Tom Wade und der graue Bär
Es war eine kalte Novembernacht, als wir, ein halbes Dutzend Jäger, in einem halb geschützten Lager um ein helles Feuer lagen und Jagd- und andere Abenteuer erzählten. Tom Wade, ein großer riesenhafter Mann, der stets sehr still und in sich gekehrt lebte, den man aber seiner Gutmüthigkeit wegen sehr schätzte, ward ebenfalls aufgefordert, Etwas aus seinem Leben zu erzählen. Er schüttelte anfangs mit dem Kopfe und wollte nichts davon wissen, endlich aber begann er doch:
„Es mögen wohl fünfzehn Jahre her sein, als eine Partie von uns, zehn an der Zahl, von Bonn’s Salzquell zu einer Büffeljagd in der Richtung nach Santa-Fè aufbrach. Wir hatten zwei oder drei gute Pferde, die Büffel zu jagen und ein Paar Packmaulesel bei uns. Wir hielten es nicht für nöthig, viel Lebensmittel mitzunehmen, da wir ja darauf rechnen konnten, Wildpret zu finden. Als wir indessen auf die große Straße kamen, hörten wir von den Händlern, daß es in diesem Jahre wenig Büffel gebe, und wir beschlossen daher, uns rechts zu wenden und den Missouri höher hinauf zu gehen. Wir setzten zuletzt bei Council Bluffs hinüber und zogen die Höhenfläche am Ufer entlang.
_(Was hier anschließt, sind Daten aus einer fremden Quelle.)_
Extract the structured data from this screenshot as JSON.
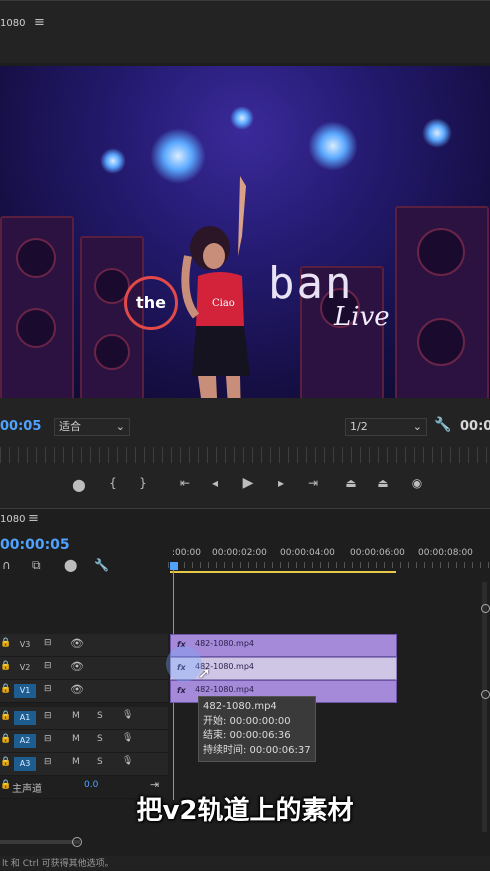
{
  "monitor": {
    "sequence_title": "1080",
    "menu_icon": "hamburger-menu-icon",
    "timecode_in": "00:05",
    "fit_label": "适合",
    "resolution": "1/2",
    "timecode_out": "00:0",
    "video_sign": {
      "the": "the",
      "ban": "ban",
      "live": "Live"
    }
  },
  "transport": {
    "buttons": [
      "marker-icon",
      "mark-in-icon",
      "mark-out-icon",
      "go-to-in-icon",
      "step-back-icon",
      "play-icon",
      "step-forward-icon",
      "go-to-out-icon",
      "lift-icon",
      "extract-icon",
      "export-frame-icon"
    ]
  },
  "timeline": {
    "sequence_title": "1080",
    "playhead_timecode": "00:00:05",
    "ruler_labels": [
      ":00:00",
      "00:00:02:00",
      "00:00:04:00",
      "00:00:06:00",
      "00:00:08:00"
    ],
    "video_tracks": [
      {
        "label": "V3",
        "on": false,
        "clip": "482-1080.mp4"
      },
      {
        "label": "V2",
        "on": false,
        "clip": "482-1080.mp4"
      },
      {
        "label": "V1",
        "on": true,
        "clip": "482-1080.mp4"
      }
    ],
    "audio_tracks": [
      {
        "label": "A1",
        "m": "M",
        "s": "S"
      },
      {
        "label": "A2",
        "m": "M",
        "s": "S"
      },
      {
        "label": "A3",
        "m": "M",
        "s": "S"
      }
    ],
    "master": {
      "label": "主声道",
      "value": "0.0"
    },
    "tooltip": {
      "name": "482-1080.mp4",
      "start": "开始: 00:00:00:00",
      "end": "结束: 00:00:06:36",
      "duration": "持续时间: 00:00:06:37"
    },
    "footer_hint": "lt 和 Ctrl 可获得其他选项。"
  },
  "caption": "把v2轨道上的素材",
  "colors": {
    "accent": "#4fa3ff",
    "clip": "#a58ad9",
    "selected_clip": "#cfc6e6"
  }
}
„Aus irgend einer Ursache war das Wildpret äußerst selten und je weiter wir gingen, desto mehr verlor es sich. Seitdem wir die Pflanzungen hinter uns gelassen hatten, schossen wir nur so viel, als zu unserm Unterhalt diente und wir besaßen kein Pfund im Vorrath. Da das Wetter aber schön war, beschlossen wir weiter vorwärts zu ziehen, bis wir die Büffelgegend erreicht hätten und jede Nacht waren wir daher weiter ab von den Pflanzungen und damit auch ferner von dem Wildpret. Zuletzt wurde es so selten, daß wir eine Nacht insgesammt in’s Lager kamen, ohne etwas geschossen zu haben. Nie werde ich diese Nacht vergessen, als wir uns um das Feuer setzten und Jeder zu berichten hatte, daß er auch keine einzige Kreatur gefunden habe. Wir fingen daher an zu glauben, daß wir in ein Pechland gerathen wären und besser daran thäten, umzukehren.
„Als aber Einer diesen Vorschlag machte, wurde er allgemein verhöhnt und ihm geantwortet, daß wir, da wir einmal so weit gegangen wären, nicht an Zurückgehen denken könnten. Was würden unsere Leute zu Hause wohl sagen, wenn sie hörten, daß wir einen Abend nichts zu essen gehabt hätten. Außerdem war es doch wahrscheinlich, daß wir morgen Wildpret finden würden. Irgendwo mußten doch Büffel in den Prairien sein und wir würden nur um so größeren Appetit darnach haben, wenn wir ein wenig gefastet hätten.
„Diese Gründe behielten das Uebergewicht und am nächsten Morgen brach unser Zug westwärts auf.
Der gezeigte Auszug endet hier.